Umweltschutz sei auch kaum zu leisten, wenn die Infrastruktur nicht mehr funktioniere. "Wenn ein Ort angegriffen wird, fahren die Müllabfuhren nicht mehr", erklärt Michalak. "Dann sammelt sich nicht nur der Hausmüll in den Straßen, sondern auch der medizinische Müll aus den Kliniken." Und der belaste die Umwelt ebenso wie all der Asbest und die Schwermetalle, die durch die Zerstörung von Gebäuden freigesetzt werden.

Die ukrainische Regierung hat all dies zusammengerechnet und kommt auf einen Schaden in Höhe von 34 Milliarden Euro - bis jetzt. Ob Russland wirklich für die Schäden bezahlen wird, steht in den Sternen.

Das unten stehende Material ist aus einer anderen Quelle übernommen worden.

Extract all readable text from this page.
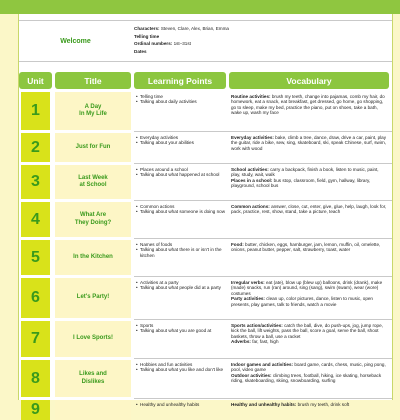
Welcome
Characters: Steven, Clare, Alex, Brian, Emma
Telling time
Ordinal numbers: 1st–31st
Dates
Unit	Title	Learning Points	Vocabulary
1	A Day
In My Life
• Telling time
• Talking about daily activities

Routine activities: brush my teeth, change into pajamas, comb my hair, do homework, eat a snack, eat breakfast, get dressed, go home, go shopping, go to sleep, make my bed, practice the piano, put on shoes, take a bath, wake up, wash my face

2	Just for Fun
• Everyday activities
• Talking about your abilities

Everyday activities: bake, climb a tree, dance, draw, drive a car, paint, play the guitar, ride a bike, sew, sing, skateboard, ski, speak Chinese, surf, swim, work with wood

3	Last Week
at School
• Places around a school
• Talking about what happened at school

School activities: carry a backpack, finish a book, listen to music, paint, play, study, wait, walk

Places in a school: bus stop, classroom, field, gym, hallway, library, playground, school bus

4	What Are
They Doing?
• Common actions
• Talking about what someone is doing now

Common actions: answer, close, cut, enter, give, glue, help, laugh, look for, pack, practice, rest, show, stand, take a picture, teach

5	In the Kitchen
• Names of foods
• Talking about what there is or isn't in the kitchen

Food: butter, chicken, eggs, hamburger, jam, lemon, muffin, oil, omelette, onions, peanut butter, pepper, salt, strawberry, toast, water

6	Let's Party!
• Activities at a party
• Talking about what people did at a party

Irregular verbs: eat (ate), blow up (blew up) balloons, drink (drank), make (made) snacks, run (ran) around, sing (sang), swim (swam), wear (wore) costumes

Party activities: clean up, color pictures, dance, listen to music, open presents, play games, talk to friends, watch a movie

7	I Love Sports!
• Sports
• Talking about what you are good at

Sports action/activities: catch the ball, dive, do push-ups, jog, jump rope, kick the ball, lift weights, pass the ball, score a goal, serve the ball, shoot baskets, throw a ball, use a racket

Adverbs: far, fast, high

8	Likes and
Dislikes
• Hobbies and fun activities
• Talking about what you like and don't like

Indoor games and activities: board game, cards, chess, music, ping pong, pool, video game

Outdoor activities: climbing trees, football, hiking, ice skating, horseback riding, skateboarding, skiing, snowboarding, surfing

9
•	Healthy and unhealthy habits	Healthy and unhealthy habits: brush my teeth, drink soft
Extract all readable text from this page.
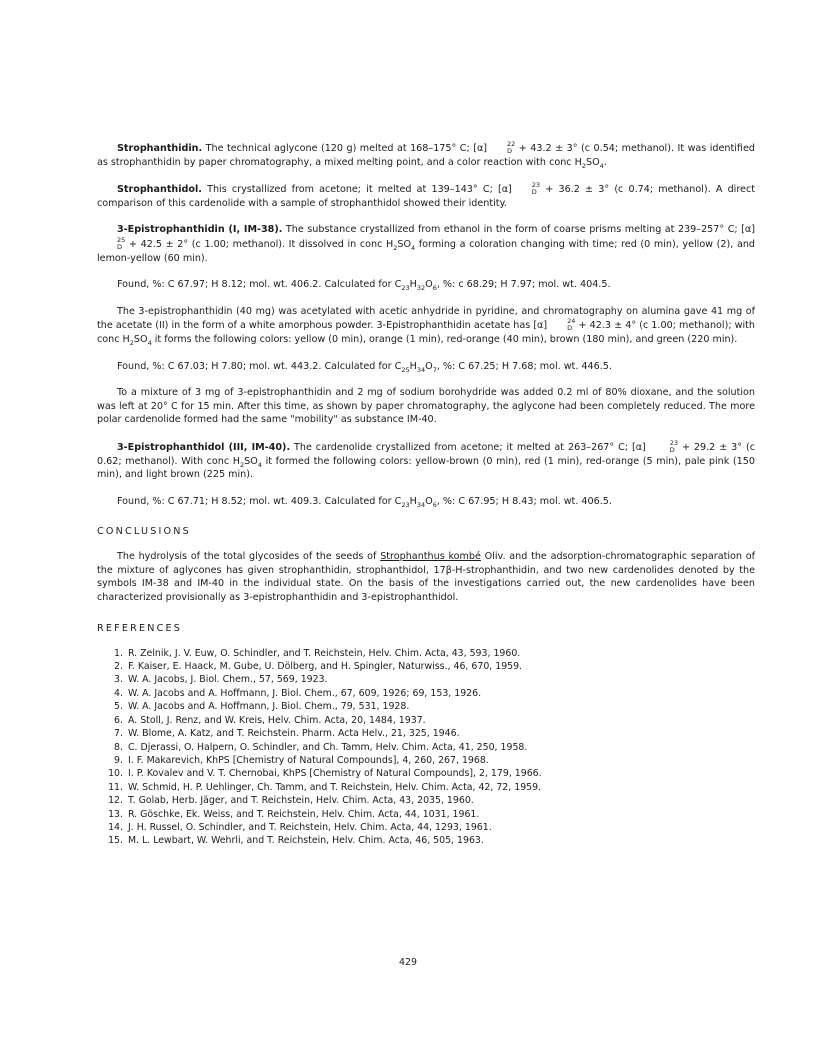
Strophanthidin. The technical aglycone (120 g) melted at 168–175° C; [α]	22
D + 43.2 ± 3° (c 0.54; methanol). It was identified as strophanthidin by paper chromatography, a mixed melting point, and a color reaction with conc $H_2SO_4$.

Strophanthidol. This crystallized from acetone; it melted at 139–143° C; [α]	23
D + 36.2 ± 3° (c 0.74; methanol). A direct comparison of this cardenolide with a sample of strophanthidol showed their identity.

3-Epistrophanthidin (I, IM-38). The substance crystallized from ethanol in the form of coarse prisms melting at 239–257° C; [α]
25
D + 42.5 ± 2° (c 1.00; methanol). It dissolved in conc $H_2SO_4$ forming a coloration changing with time; red (0 min), yellow (2), and lemon-yellow (60 min).

Found, %: C 67.97; H 8.12; mol. wt. 406.2. Calculated for $C_{23}H_{32}O_6$, %: c 68.29; H 7.97; mol. wt. 404.5.

The 3-epistrophanthidin (40 mg) was acetylated with acetic anhydride in pyridine, and chromatography on alumina gave 41 mg of the acetate (II) in the form of a white amorphous powder. 3-Epistrophanthidin acetate has [α]	24
D + 42.3 ± 4° (c 1.00; methanol); with conc $H_2SO_4$ it forms the following colors: yellow (0 min), orange (1 min), red-orange (40 min), brown (180 min), and green (220 min).

Found, %: C 67.03; H 7.80; mol. wt. 443.2. Calculated for $C_{25}H_{34}O_7$, %: C 67.25; H 7.68; mol. wt. 446.5.

To a mixture of 3 mg of 3-epistrophanthidin and 2 mg of sodium borohydride was added 0.2 ml of 80% dioxane, and the solution was left at 20° C for 15 min. After this time, as shown by paper chromatography, the aglycone had been completely reduced. The more polar cardenolide formed had the same "mobility" as substance IM-40.

3-Epistrophanthidol (III, IM-40). The cardenolide crystallized from acetone; it melted at 263–267° C; [α]	23
D + 29.2 ± 3° (c 0.62; methanol). With conc $H_2SO_4$ it formed the following colors: yellow-brown (0 min), red (1 min), red-orange (5 min), pale pink (150 min), and light brown (225 min).

Found, %: C 67.71; H 8.52; mol. wt. 409.3. Calculated for $C_{23}H_{34}O_6$, %: C 67.95; H 8.43; mol. wt. 406.5.

CONCLUSIONS

The hydrolysis of the total glycosides of the seeds of Strophanthus kombé Oliv. and the adsorption-chromatographic separation of the mixture of aglycones has given strophanthidin, strophanthidol, 17β-H-strophanthidin, and two new cardenolides denoted by the symbols IM-38 and IM-40 in the individual state. On the basis of the investigations carried out, the new cardenolides have been characterized provisionally as 3-epistrophanthidin and 3-epistrophanthidol.

REFERENCES
1. R. Zelnik, J. V. Euw, O. Schindler, and T. Reichstein, Helv. Chim. Acta, 43, 593, 1960.
2. F. Kaiser, E. Haack, M. Gube, U. Dölberg, and H. Spingler, Naturwiss., 46, 670, 1959.
3. W. A. Jacobs, J. Biol. Chem., 57, 569, 1923.
4. W. A. Jacobs and A. Hoffmann, J. Biol. Chem., 67, 609, 1926; 69, 153, 1926.
5. W. A. Jacobs and A. Hoffmann, J. Biol. Chem., 79, 531, 1928.
6. A. Stoll, J. Renz, and W. Kreis, Helv. Chim. Acta, 20, 1484, 1937.
7. W. Blome, A. Katz, and T. Reichstein. Pharm. Acta Helv., 21, 325, 1946.
8. C. Djerassi, O. Halpern, O. Schindler, and Ch. Tamm, Helv. Chim. Acta, 41, 250, 1958.
9. I. F. Makarevich, KhPS [Chemistry of Natural Compounds], 4, 260, 267, 1968.
10. I. P. Kovalev and V. T. Chernobai, KhPS [Chemistry of Natural Compounds], 2, 179, 1966.
11. W. Schmid, H. P. Uehlinger, Ch. Tamm, and T. Reichstein, Helv. Chim. Acta, 42, 72, 1959.
12. T. Golab, Herb. Jäger, and T. Reichstein, Helv. Chim. Acta, 43, 2035, 1960.
13. R. Göschke, Ek. Weiss, and T. Reichstein, Helv. Chim. Acta, 44, 1031, 1961.
14. J. H. Russel, O. Schindler, and T. Reichstein, Helv. Chim. Acta, 44, 1293, 1961.
15. M. L. Lewbart, W. Wehrli, and T. Reichstein, Helv. Chim. Acta, 46, 505, 1963.
429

Die Berechnungen der Ukraine erfüllen trotzdem einen wichtigen Zweck: Sie machen sehr deutlich, dass dieser Krieg nicht nur menschliches Leid verursacht, sondern auch die Umwelt und das Klima schädigt. "All die kriegsbedingten Emissionen sind im Grunde Moskaus Emissionen", sagt Vogler dazu. Denn es war eben Russland, das einen Krieg begonnen hat und mit Panzerkolonnen in die Ukraine eingefallen ist.